И на самом деле все оказалось в наилучшем порядке: отец взял маму за руку и вывел из тупика на простор. Ее, которая не смела быть собой, не смела иметь что-либо свое, которая существовала только для других, ее он учил человеческому достоинству. Отец никогда не капризничал, редко проявлял нетерпение. Поначалу у мамы совершенно не ладилось с домашним хозяйством, она ничего не могла делать самостоятельно, не решалась и слова сказать прислуге...

Но отец вселял в нее мужество, помогал ей, утешал, хвалил ее, улыбался над неудачами, но не осуждал... Он сделал человека из той, которая почти превратилась в автомат...

Сейчас маме за восемьдесят, а отец давно умер. Но когда речь заходит об отце, мама говорит:

— Всем, что есть во мне, что я сумела сделать для вас, детей, я обязана отцу. Думаю, что такого человека, как отец, больше никогда не будет...

Я тоже часто так думаю.

СТРАНСТВУЮЩИЙ ШКОЛЯР

Однажды в школьные годы мне довелось путешествовать во время каникул без родителей, брата и сестер: вместе с другими «странствующими школярами» я отправился в прекрасную Голландию...

Теперь мало кто знает, что означало тогда, на рубеже столетий, понятие «странствующий школяр». Означало же оно организацию юных, единение восставших против старых нравов, мещанства, кастовости и лицемерия. Этого не было записано в уставе общества, гласившем лишь, что «странствующие школяры» занимаются туристскими походами, но такова была идея, заложенная в «странствиях».

Здесь царили вольный дух и беспечность. Чем несуразнее была одежда, чем грубее нравы, тем лучше! Там насмехались над прогулками, отправлялись в дальние поездки, презирали иностранные слова, табак, алкоголь, флирт, возрождая дух бродячих школяров! Как и те, в путь отправлялись с мандолиной и «бренчалкой», то есть гитарой. Вновь открывали бесконечное богатство народных песен, вечерами, прежде чем улечься на сеновал, играли и пели крестьянам. На постоялые дворы не ходили, ночевали только в сараях или в ригах, а на закате прыгали через костры — ведь среди членов общества были и девушки. Правда, самые бывалые «странствующие школяры» взирали на них скептически и никогда не брали с собой в дальние походы, но для пения, стряпни и штопания носков они кое-когда вполне годились.

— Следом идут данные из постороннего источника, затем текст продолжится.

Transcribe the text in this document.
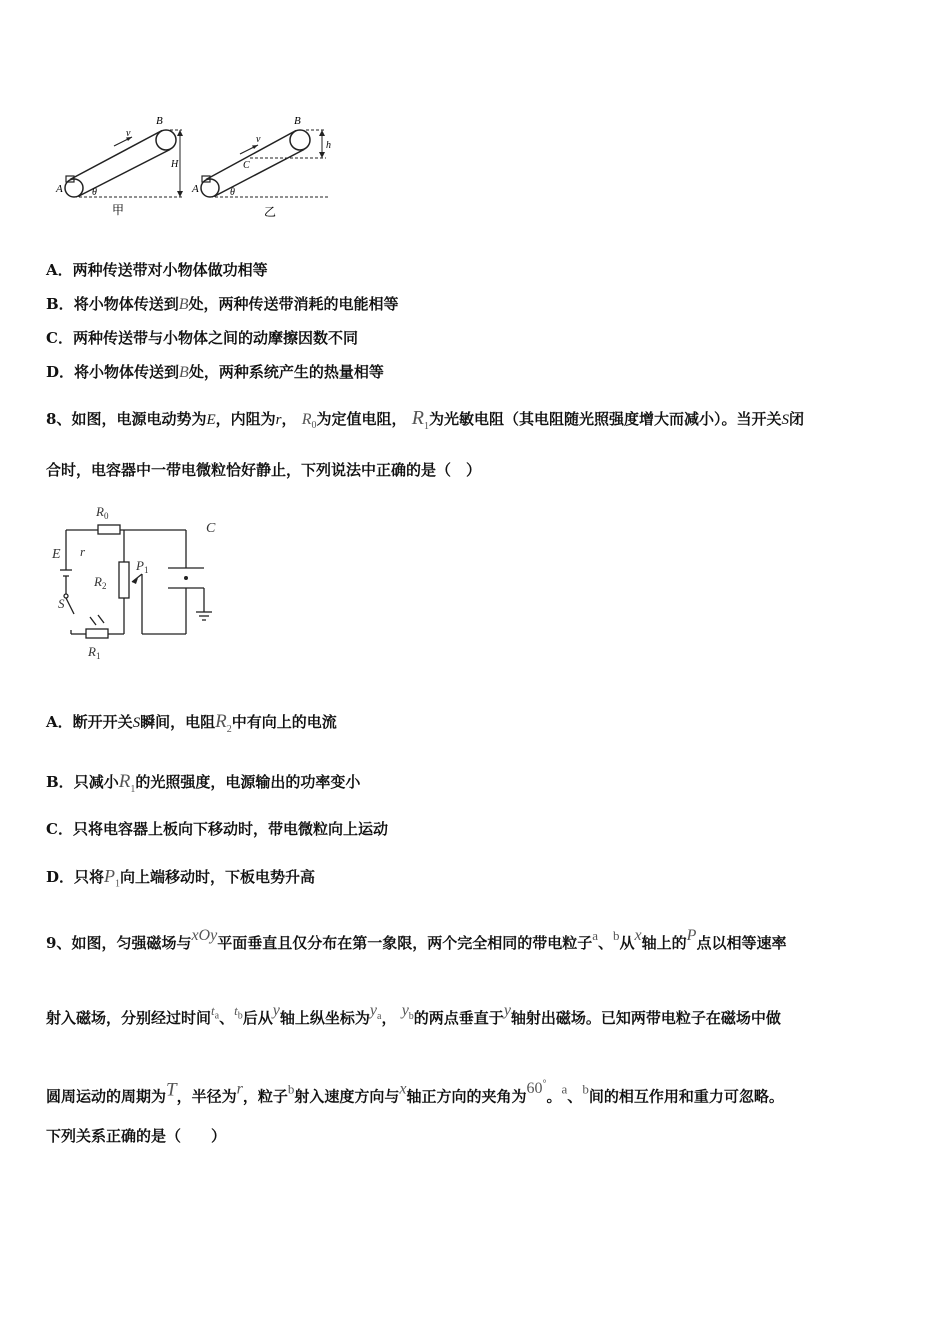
v
A
B
H
θ
甲
v
A
B
C
h
θ
乙
A．两种传送带对小物体做功相等
B．将小物体传送到B处，两种传送带消耗的电能相等
C．两种传送带与小物体之间的动摩擦因数不同
D．将小物体传送到B处，两种系统产生的热量相等
8、如图，电源电动势为E，内阻为r， $R_0$为定值电阻， $R_1$为光敏电阻（其电阻随光照强度增大而减小）。当开关S闭
合时，电容器中一带电微粒恰好静止，下列说法中正确的是（　）
$R_0$
C
E r
$R_2$
$P_1$
S
$R_1$
A．断开开关S瞬间，电阻$R_2$中有向上的电流
B．只减小$R_1$的光照强度，电源输出的功率变小
C．只将电容器上板向下移动时，带电微粒向上运动
D．只将$P_1$向上端移动时，下板电势升高
9、如图，匀强磁场与xOy平面垂直且仅分布在第一象限，两个完全相同的带电粒子a、b从x轴上的P点以相等速率
射入磁场，分别经过时间$t_a$、$t_b$后从y轴上纵坐标为$y_a$， $y_b$的两点垂直于y轴射出磁场。已知两带电粒子在磁场中做
圆周运动的周期为T，半径为r，粒子b射入速度方向与x轴正方向的夹角为60°。a、b间的相互作用和重力可忽略。
下列关系正确的是（　　）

Быть непритязательным в то изнеженное время считалось достоинством. Теплое нижнее белье презиралось, даже зимой ходили с голыми коленками и варили еду, то есть «жратву», на костре в больших котлах.

Само собой разумеется, многие родители и большинство учителей обрушились на молодое общество, обвиняя его в том, что оно приучает детей к грубости, безнравственности и распутству. Во многих учебных заведениях учащимся запретили вступать в общество. Но это не помогло. «Странствующие школяры» неудержимо ширились, и запреты пришлось отменить, тем более что ничего дурного в деяниях общества доказать не удалось.

Конечно, многие не знали меры. Как самые неуклюжие башмаки, самая невообразимая одежда, самые грубые выражения, так и многие поступки, казалось, недостаточно подрывали старые устои. Однако все это было лишь реакцией молодости на старое, косное, преграждавшее ей доступ к любому свежему веянию, а при любой реакции поначалу всегда перегибают палку. Вскоре появилась такая чудесная вещь, как песенник «Цупфгайгенхансль» , в ту пору еще совсем тоненькая книжица, которая вновь открыла почти забытые народные песни.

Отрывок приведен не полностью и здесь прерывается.